Spaces of Plane Curves and 2D Shapes


Since shapes outlines are often represented with two-dimensional curves, many shape-space models arise from the design of spaces of plane curves. Such spaces are generally associated to smoothness (differentiability) requirements for the curves, and come with a metric space structure since comparing shapes has important practical applications. Most of the spaces of plane curves that have been proposed in the literature actually possess richer structures, many of them providing infinite-dimensional Riemannian manifolds. In such spaces, the distance is associated to paths of least energy in shape space, yielding optimal shape evolutions, or geodesics. It is important to remark that shape spaces are not exactly spaces of curves, but are built upon them via identification of equivalent classes. For example, curves that are deduced for each other by translation, rotation and scaling correspond to the same shape and can be considered as equal. This results in spaces of shapes represented as quotients spaces of curves via the action of some linear transformations. Finally, one should define shapes regardless of their parametrization, which induces a new quotient, this time by the group of diffeomorphism of the unit interval, or of the unit circle for closed curves.

The following papers all discuss a special shape space on which geodesics are relatively easy to compute, because the associated space of curves turns out to be isometric to a Hilbert space. In references [1 - 4], it is noticed that quotienting for  scale results in identifying the shape space to Hilbert sphere. This argument is pushed further in reference [5], in which it is noticed that quotienting for rotation with closed curves results in an identification of the shape space with a Grassmann manifold. The images below illustrate some geodesic paths in curve space between selected shapes.

Deforming curves Deforming curve 


Reference [6] generalizes these results to arbitrary dimensions and large parameter classes, while presenting them in a different angle (that of metamorphosis ).

[1] A distance for elastic matching in object recognition (Summary) L. Younes, Comptes rendus de l'Académie des sciences.

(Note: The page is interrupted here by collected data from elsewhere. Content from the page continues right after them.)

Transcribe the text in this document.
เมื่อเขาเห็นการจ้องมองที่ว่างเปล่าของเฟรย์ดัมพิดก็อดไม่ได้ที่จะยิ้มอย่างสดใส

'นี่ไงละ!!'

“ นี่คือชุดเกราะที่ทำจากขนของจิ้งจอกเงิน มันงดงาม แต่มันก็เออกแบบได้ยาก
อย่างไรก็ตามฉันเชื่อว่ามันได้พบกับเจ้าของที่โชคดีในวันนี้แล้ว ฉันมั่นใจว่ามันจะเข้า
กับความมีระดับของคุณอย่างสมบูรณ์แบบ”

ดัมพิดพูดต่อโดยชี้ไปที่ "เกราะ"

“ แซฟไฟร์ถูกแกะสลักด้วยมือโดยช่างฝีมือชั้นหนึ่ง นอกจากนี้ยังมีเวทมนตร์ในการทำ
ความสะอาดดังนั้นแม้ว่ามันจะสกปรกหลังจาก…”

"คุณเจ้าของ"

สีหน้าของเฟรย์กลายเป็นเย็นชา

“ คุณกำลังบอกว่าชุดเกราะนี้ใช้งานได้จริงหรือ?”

Série 1, Mathématique  322  197--202  (1996)
[2] A distance for elastic matching in object recognition, R. Azencott and F. Coldefy and L. Younes, Pattern Recognition, 1996., Proceedings of the 13th International Conference on  1  687--691  (1996)
[3] Computable elastic distances between shapes, L. Younes, SIAM Journal on Applied Mathematics  58  565--586  (1998)
[4] Optimal matching between shapes via elastic deformations, L. Younes, Image and Vision Computing  17  381--389  (1999)
[5] A metric on shape space with explicit geodesics, L. Younes, PW. Michor, D. Mumford and J. Shah, Rend. Lincei Mat. Appl. 19 (2008) 25-57.
[6] Elastic distance between curves under the metamorphosis viewpoint arXiv:1804.10155, published in Chapter 12.7 of Shapes and Diffeomorphisms.

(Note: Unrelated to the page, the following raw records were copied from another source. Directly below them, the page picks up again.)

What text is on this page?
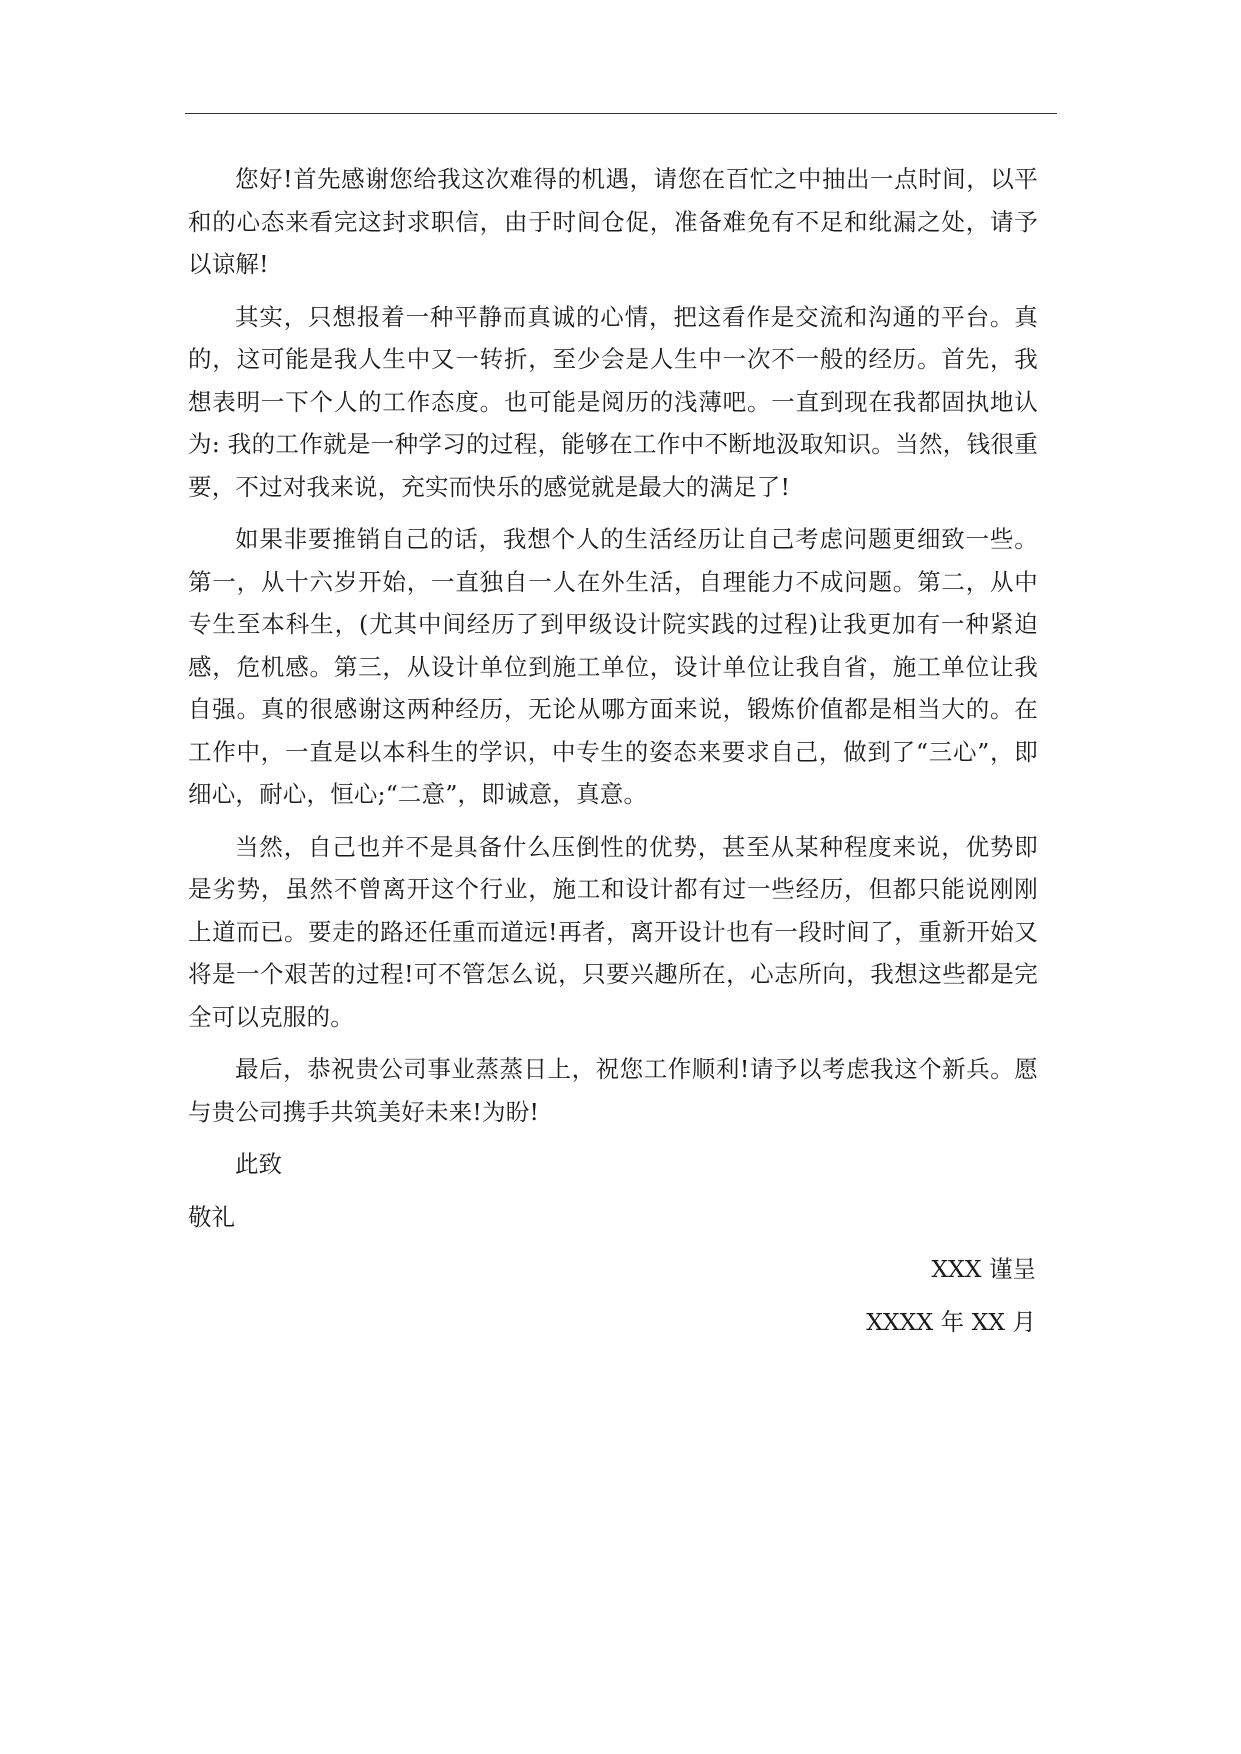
您好!首先感谢您给我这次难得的机遇，请您在百忙之中抽出一点时间，以平和的心态来看完这封求职信，由于时间仓促，准备难免有不足和纰漏之处，请予以谅解!

其实，只想报着一种平静而真诚的心情，把这看作是交流和沟通的平台。真的，这可能是我人生中又一转折，至少会是人生中一次不一般的经历。首先，我想表明一下个人的工作态度。也可能是阅历的浅薄吧。一直到现在我都固执地认为: 我的工作就是一种学习的过程，能够在工作中不断地汲取知识。当然，钱很重要，不过对我来说，充实而快乐的感觉就是最大的满足了!

如果非要推销自己的话，我想个人的生活经历让自己考虑问题更细致一些。第一，从十六岁开始，一直独自一人在外生活，自理能力不成问题。第二，从中专生至本科生，(尤其中间经历了到甲级设计院实践的过程)让我更加有一种紧迫感，危机感。第三，从设计单位到施工单位，设计单位让我自省，施工单位让我自强。真的很感谢这两种经历，无论从哪方面来说，锻炼价值都是相当大的。在工作中，一直是以本科生的学识，中专生的姿态来要求自己，做到了“三心”，即细心，耐心，恒心;“二意”，即诚意，真意。

当然，自己也并不是具备什么压倒性的优势，甚至从某种程度来说，优势即是劣势，虽然不曾离开这个行业，施工和设计都有过一些经历，但都只能说刚刚上道而已。要走的路还任重而道远!再者，离开设计也有一段时间了，重新开始又将是一个艰苦的过程!可不管怎么说，只要兴趣所在，心志所向，我想这些都是完全可以克服的。

最后，恭祝贵公司事业蒸蒸日上，祝您工作顺利!请予以考虑我这个新兵。愿与贵公司携手共筑美好未来!为盼!

此致

敬礼

XXX 谨呈

XXXX 年 XX 月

The next two papers discuss a class of curve matching problems that include the one introduced in reference 1-4 above, and study their properties, regarding, in particular, the existence of minimizers.
[7] Diffeomorphic matching problems in one dimension: Designing and minimizing matching functionals, A. Trouvé and L. Younes, Computer Vision-ECCV 2000    573--587  (2000)
[8] On a class of diffeomorphic matching problems in one dimension, A. Trouvé and L. Younes, SIAM Journal on Control and Optimization  39  1112--1135  (2000)


Note that many of these results and compiled and extended in Elastic Metrics on Spaces of Euclidean Curves: Theory and Algorithms by Bauer et al.